Why on earth is this wrong?

v(t) = 6t^2-48t+90
a(t) = 12t-48

Solving a(t) for 0 should give what I put, right? Any suggestions?

Thanks in advance.

 

[Jason76]

View attachment 4570

Why on earth is this wrong?

v(t) = 6t^2-48t+90
a(t) = 12t-48

Solving a(t) for 0 should give what I put, right? Any suggestions?

Thanks in advance.

Perhaps the type of bracket "[ or )" is wrong. Just a guess. Anyone on the forum agree? However, your choice of brackets is similar to the velocity problem, which is correct by your online homework.

 

[HallsofIvy]

No, you have calculated the derivatives correctly and where the velocity and acceleration are positive and negative but you have misunderstood "speeding up" and "slowing down" The object will be "speeding up" as long as the velocity and acceleration are in the same direction- that is, where they both have the same sign regardless whether that sign is negative or positive.

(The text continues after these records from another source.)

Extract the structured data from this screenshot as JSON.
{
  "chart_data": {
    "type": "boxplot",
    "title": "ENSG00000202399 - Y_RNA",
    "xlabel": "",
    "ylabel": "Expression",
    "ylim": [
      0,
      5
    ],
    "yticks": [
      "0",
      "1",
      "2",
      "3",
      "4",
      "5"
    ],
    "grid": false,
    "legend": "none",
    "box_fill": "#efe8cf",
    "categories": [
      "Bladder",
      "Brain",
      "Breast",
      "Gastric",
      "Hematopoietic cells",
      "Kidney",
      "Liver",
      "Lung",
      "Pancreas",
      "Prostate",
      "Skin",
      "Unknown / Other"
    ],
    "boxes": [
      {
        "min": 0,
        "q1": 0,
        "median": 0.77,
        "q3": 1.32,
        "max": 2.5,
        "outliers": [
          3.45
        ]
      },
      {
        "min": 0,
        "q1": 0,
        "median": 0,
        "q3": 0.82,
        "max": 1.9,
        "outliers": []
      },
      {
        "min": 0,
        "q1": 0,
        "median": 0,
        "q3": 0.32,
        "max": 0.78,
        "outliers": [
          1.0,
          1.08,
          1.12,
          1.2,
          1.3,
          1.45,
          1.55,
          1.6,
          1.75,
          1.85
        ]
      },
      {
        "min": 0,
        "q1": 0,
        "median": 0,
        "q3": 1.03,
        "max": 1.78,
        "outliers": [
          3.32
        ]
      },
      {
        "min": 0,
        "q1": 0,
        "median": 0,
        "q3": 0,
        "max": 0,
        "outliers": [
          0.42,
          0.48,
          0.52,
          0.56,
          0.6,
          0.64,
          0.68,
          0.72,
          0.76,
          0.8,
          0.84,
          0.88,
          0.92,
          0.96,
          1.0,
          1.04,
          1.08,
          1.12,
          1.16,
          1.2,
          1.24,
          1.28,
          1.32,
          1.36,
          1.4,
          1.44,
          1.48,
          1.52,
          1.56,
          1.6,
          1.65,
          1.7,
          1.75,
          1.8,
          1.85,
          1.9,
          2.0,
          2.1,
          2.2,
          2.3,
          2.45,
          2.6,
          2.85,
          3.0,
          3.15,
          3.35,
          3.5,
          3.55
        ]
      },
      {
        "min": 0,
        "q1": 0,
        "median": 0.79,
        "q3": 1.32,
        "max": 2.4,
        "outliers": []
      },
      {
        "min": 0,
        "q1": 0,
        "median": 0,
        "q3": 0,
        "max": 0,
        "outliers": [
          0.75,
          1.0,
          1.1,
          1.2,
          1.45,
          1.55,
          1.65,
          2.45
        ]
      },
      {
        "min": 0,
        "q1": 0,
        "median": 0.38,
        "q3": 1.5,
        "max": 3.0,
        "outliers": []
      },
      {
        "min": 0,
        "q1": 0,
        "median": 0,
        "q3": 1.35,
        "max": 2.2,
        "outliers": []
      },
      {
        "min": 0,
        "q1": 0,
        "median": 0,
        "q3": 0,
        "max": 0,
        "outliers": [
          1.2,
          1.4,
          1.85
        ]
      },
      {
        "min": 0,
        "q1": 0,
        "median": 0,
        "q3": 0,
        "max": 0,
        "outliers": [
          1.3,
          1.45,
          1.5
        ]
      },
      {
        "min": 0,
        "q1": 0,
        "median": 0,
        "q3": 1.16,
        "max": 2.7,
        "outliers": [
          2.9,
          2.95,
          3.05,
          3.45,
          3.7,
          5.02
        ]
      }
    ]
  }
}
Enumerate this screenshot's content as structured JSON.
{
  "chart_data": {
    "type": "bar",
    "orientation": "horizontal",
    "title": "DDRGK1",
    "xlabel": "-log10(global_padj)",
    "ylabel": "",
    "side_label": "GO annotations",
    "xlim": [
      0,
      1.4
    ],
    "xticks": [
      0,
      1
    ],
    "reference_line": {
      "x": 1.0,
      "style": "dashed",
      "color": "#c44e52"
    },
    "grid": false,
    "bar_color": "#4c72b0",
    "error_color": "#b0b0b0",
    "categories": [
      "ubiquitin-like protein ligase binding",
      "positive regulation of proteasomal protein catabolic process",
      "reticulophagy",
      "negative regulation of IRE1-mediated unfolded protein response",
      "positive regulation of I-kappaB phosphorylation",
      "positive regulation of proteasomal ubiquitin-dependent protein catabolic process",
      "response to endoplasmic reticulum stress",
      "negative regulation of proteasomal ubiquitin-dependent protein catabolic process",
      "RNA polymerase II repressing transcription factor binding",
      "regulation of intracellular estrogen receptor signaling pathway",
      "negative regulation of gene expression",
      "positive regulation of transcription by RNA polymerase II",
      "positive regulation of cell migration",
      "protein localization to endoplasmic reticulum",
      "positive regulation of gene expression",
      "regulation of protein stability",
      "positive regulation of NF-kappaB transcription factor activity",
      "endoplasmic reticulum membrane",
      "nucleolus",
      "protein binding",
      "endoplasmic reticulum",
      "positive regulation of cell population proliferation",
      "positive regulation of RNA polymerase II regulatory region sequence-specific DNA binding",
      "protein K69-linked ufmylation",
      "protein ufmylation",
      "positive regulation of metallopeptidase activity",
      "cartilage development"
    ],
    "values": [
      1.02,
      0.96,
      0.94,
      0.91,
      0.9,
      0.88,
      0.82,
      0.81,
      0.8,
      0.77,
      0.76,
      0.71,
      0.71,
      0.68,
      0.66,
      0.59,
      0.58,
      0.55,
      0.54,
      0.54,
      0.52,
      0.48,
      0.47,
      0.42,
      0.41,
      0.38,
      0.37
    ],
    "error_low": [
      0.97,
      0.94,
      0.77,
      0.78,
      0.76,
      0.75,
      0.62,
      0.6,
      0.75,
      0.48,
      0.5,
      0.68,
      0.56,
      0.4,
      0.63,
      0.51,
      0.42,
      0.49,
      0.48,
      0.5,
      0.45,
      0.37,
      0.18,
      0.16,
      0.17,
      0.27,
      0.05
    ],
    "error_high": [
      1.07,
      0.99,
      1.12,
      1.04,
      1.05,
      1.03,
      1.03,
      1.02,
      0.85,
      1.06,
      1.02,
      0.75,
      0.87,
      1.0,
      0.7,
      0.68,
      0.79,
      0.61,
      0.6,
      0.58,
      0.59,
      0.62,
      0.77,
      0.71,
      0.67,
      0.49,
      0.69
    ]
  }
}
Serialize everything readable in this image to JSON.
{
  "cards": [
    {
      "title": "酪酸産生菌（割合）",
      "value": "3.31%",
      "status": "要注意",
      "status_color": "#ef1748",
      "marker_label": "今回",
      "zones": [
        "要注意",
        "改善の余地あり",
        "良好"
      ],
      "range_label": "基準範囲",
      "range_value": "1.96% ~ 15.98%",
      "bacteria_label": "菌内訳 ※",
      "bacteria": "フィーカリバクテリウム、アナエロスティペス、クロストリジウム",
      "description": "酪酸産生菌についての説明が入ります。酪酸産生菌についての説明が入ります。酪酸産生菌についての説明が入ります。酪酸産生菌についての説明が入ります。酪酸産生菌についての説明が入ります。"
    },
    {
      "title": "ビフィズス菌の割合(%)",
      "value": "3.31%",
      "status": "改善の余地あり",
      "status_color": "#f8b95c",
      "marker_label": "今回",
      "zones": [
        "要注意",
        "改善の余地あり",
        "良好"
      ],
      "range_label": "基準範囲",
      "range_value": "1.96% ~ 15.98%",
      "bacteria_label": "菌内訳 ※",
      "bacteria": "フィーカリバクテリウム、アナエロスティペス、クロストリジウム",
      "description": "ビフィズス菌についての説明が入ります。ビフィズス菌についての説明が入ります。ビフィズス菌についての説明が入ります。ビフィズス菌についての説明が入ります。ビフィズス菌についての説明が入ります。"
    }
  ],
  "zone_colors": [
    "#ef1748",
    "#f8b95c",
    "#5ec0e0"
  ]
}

And it will be "slowing down" when they are opposite.

 

[Ishuda]

To say it a bit differently than HallsofIvy did - what is the speed when the particle turns around and starts going backward at 3 and again when it turns around and starts going forward at 5. Which direction was it going each time?

 

[Jason76]

It would be speeding up from \(\displaystyle (4,\infty)\) cause same sign for velocity and acceleration there. On 4 the acceleration and velocity are same sign (negative) Past 4, acceleration and velocity are same sign (positive)

Slowing down on \(\displaystyle [0,3)\) cause different signs for velocity and acceleration.

 

[math q]

Awesome, I figured it out! Thanks to all that posted! . As you guys mentioned, it was because I falsely interpreted what speeding up and speeding down meant.